Economies de 3,3 milliards d'euros
Elle vise à économiser 3,3 milliards d'euros grâce notamment à une baisse de 22% du salaire minimum (ramenée à 586 euros bruts sur 14 mois) et la suppression de 15.000 emplois publics.
En contrepartie, la Grèce devrait être renflouée par des prêts publics de 130 milliards d'euros et par l'effacement de 100 milliards de créances détenues par banques et fonds.
Dimanche après-midi, des émeutes ont éclaté avant le vote du Parlement.
Dans la capitale, six personnes ont été blessées, puis hospitalisées, au cours d'affrontements entre forces anti-émeutes et des groupes de jeunes dans les rues adjacentes de la place Syntagma devant le Parlement, selon une source du ministère de la Santé. Au total, plus de 10 bâtiments ont été incendiés selon les pompiers à Athènes.
Champs de bataille
Les incidents ont commencé quand un groupe de contestataires a fait pression sur l'important cordon policier disposé autour du bâtiment. La police a aussitôt riposté en faisant usage de gaz lacrymogène.
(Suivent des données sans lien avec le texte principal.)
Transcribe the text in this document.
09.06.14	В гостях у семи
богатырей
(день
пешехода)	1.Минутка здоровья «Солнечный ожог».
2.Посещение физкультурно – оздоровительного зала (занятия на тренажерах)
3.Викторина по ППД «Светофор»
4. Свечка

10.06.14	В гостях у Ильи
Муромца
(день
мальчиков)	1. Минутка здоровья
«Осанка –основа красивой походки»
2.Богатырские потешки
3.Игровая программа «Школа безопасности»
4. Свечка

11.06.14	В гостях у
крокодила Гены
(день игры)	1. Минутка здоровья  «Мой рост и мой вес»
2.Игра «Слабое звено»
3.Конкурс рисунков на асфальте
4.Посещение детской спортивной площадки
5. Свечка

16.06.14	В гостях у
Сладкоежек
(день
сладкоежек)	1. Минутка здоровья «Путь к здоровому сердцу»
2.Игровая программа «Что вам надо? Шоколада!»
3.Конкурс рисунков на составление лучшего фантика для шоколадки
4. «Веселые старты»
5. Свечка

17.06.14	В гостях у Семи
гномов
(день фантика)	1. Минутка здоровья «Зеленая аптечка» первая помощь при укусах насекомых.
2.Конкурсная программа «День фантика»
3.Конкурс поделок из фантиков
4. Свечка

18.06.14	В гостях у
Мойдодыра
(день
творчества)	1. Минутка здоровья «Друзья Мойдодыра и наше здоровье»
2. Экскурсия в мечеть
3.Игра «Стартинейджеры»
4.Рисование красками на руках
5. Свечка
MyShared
Les manifestants se sont alors retirés dans les rues adjacentes, qui se sont transformées en champs de bataille : des manifestants jetaient des pierres, des morceaux de marbre et des cocktails Molotov sur les forces antiémeutes.
Les heurts se sont poursuivis pendant plus de deux heures dans le centre-ville.
80.000 manifestants selon la police
Environ 80.000 manifestants, selon la police, ont afflué dimanche après-midi dans le centre d'Athènes sur la place de Syntagma, à l'appel des syndicats et de l'opposition, pour dire non à une nouvelle cure d'austérité.
Vingt mille personnes ont également manifesté à Salonique, la deuxième ville grecque. La police a recensé six banques endommagées.